Моня постоянно забегал к Арине с какими-то вопросами, уточнениями и предложениями по поводу свадьбы. Арина отмахивалась: мол, на работе — только с рабочими вопросами. На самом деле, она не могла представить все то, что говорил Моня. Что значит — какие мелодии будет играть оркестр? Это что, целый оркестр будет играть в честь нее? Сидеть во главе стола, слушать какие-то тосты в свою честь, целоваться с Давыдом у всех на глазах — это все звучало как-то странно, как из другой жизни.
Но один из вопросов заставил Арину задуматься. «Ты уже всех пригласила, кого хочешь видеть, или мне это взять на себя?» — спросил Моня где-то между обсуждением закусок и выбором цветов на стол.
Кого она хотела бы видеть? Давыда, Белку, Моню — но они и так будут, особенно Давыд.
А кто еще? Коллеги — будут. Бывшие однокурсники… Особо близких друзей среди них у Арины не было и в годы учебы, и тем более сейчас. Сослуживцев по госпиталю? Где их искать, Арина не представляла. Александр Зиновьевич в столице, вряд ли приедет, а остальные — еще дальше, разъехались по всей стране. Разве что…
— Если ты займешься еще и моими гостями — будет здорово, — сказала она Моне, а сама побежала на кладбище.

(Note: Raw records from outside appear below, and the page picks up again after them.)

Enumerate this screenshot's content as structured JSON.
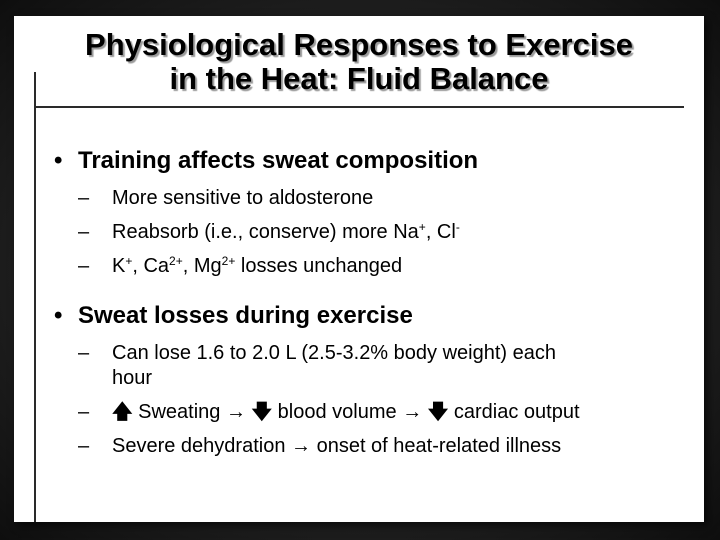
{
  "slide": {
    "title_line1": "Physiological Responses to Exercise",
    "title_line2": "in the Heat: Fluid Balance"
  },
  "bullets": [
    {
      "text": "Training affects sweat composition",
      "subs": {
        "s1": "More sensitive to aldosterone",
        "s2_pre": "Reabsorb (i.e., conserve) more Na",
        "s2_sup1": "+",
        "s2_mid": ", Cl",
        "s2_sup2": "-",
        "s3_k": "K",
        "s3_ksup": "+",
        "s3_ca": ", Ca",
        "s3_casup": "2+",
        "s3_mg": ", Mg",
        "s3_mgsup": "2+",
        "s3_rest": " losses unchanged"
      }
    },
    {
      "text": "Sweat losses during exercise",
      "subs": {
        "s1_line1": "Can lose 1.6 to 2.0 L (2.5-3.2% body weight) each",
        "s1_line2": "hour",
        "s2_a": "Sweating",
        "s2_b": "blood volume",
        "s2_c": "cardiac output",
        "s3_a": "Severe dehydration",
        "s3_b": "onset of heat-related illness"
      }
    }
  ],
  "dash": "–",
  "icons": {
    "up": "up-arrow-icon",
    "down": "down-arrow-icon",
    "right": "right-arrow-icon"
  }
}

Шла она, вроде, недолго, но мыслей передумать успела множество. Хочет ли она видеть Кирилла Константиновича на свадьбе? — Пожалуй да, но настоящего, такого, с которым она познакомилась, а не того, какого видела в последний раз, — развязного, шатающегося, странного и страшного. Как представить Кодана Давыду? Как друга, знакомого, приятеля? Не обидится ли сам Кодан, что Арина, до того почти не говорившая с ним о личном, зовет его на свадьбу?
Вопросов было куда больше, чем ответов. И перед самым входом на кладбище возник еще один — почему Арина решила, что Кирилл Константинович будет на кладбище именно в это время? Не живет же он там. И где его искать, если на кладбище его не окажется?

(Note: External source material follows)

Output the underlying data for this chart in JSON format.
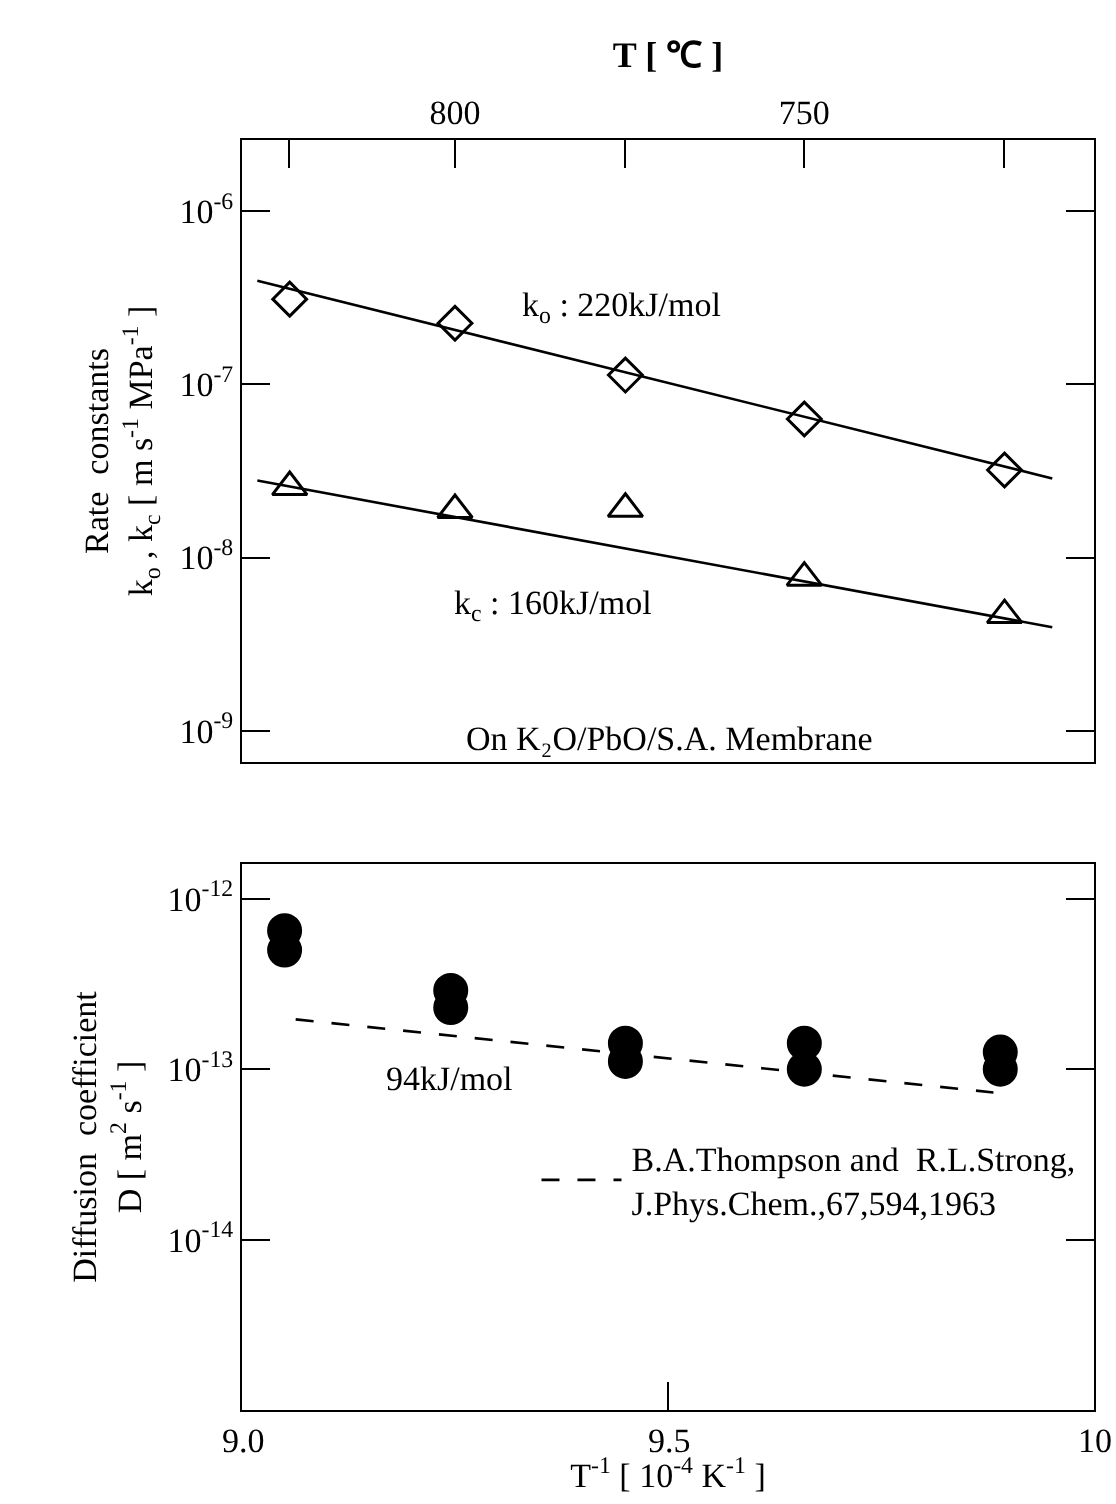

Но искать не пришлось — Кодан сидел на скамеечке, сколоченной Михалом, возле ручейка, разделяющего старое кладбище и новое.
При появлении Арины он встал, снял шляпу и приветливо поклонился.
— Ирина Павловна! Не ожидал встретить вас так рано! — улыбнулся он ей.
Арина почувствовала, как напряжение внутри спадает: Кирилл Константинович был рядом, и это был тот самый Кирилл Константинович, которого Арина знала. Мягкий тихий голос, скромная полуулыбка, взгляд чуть опущен и обращен куда-то внутрь.
— И я рада вас видеть, Кирилл Константинович. Как вы? Поправились?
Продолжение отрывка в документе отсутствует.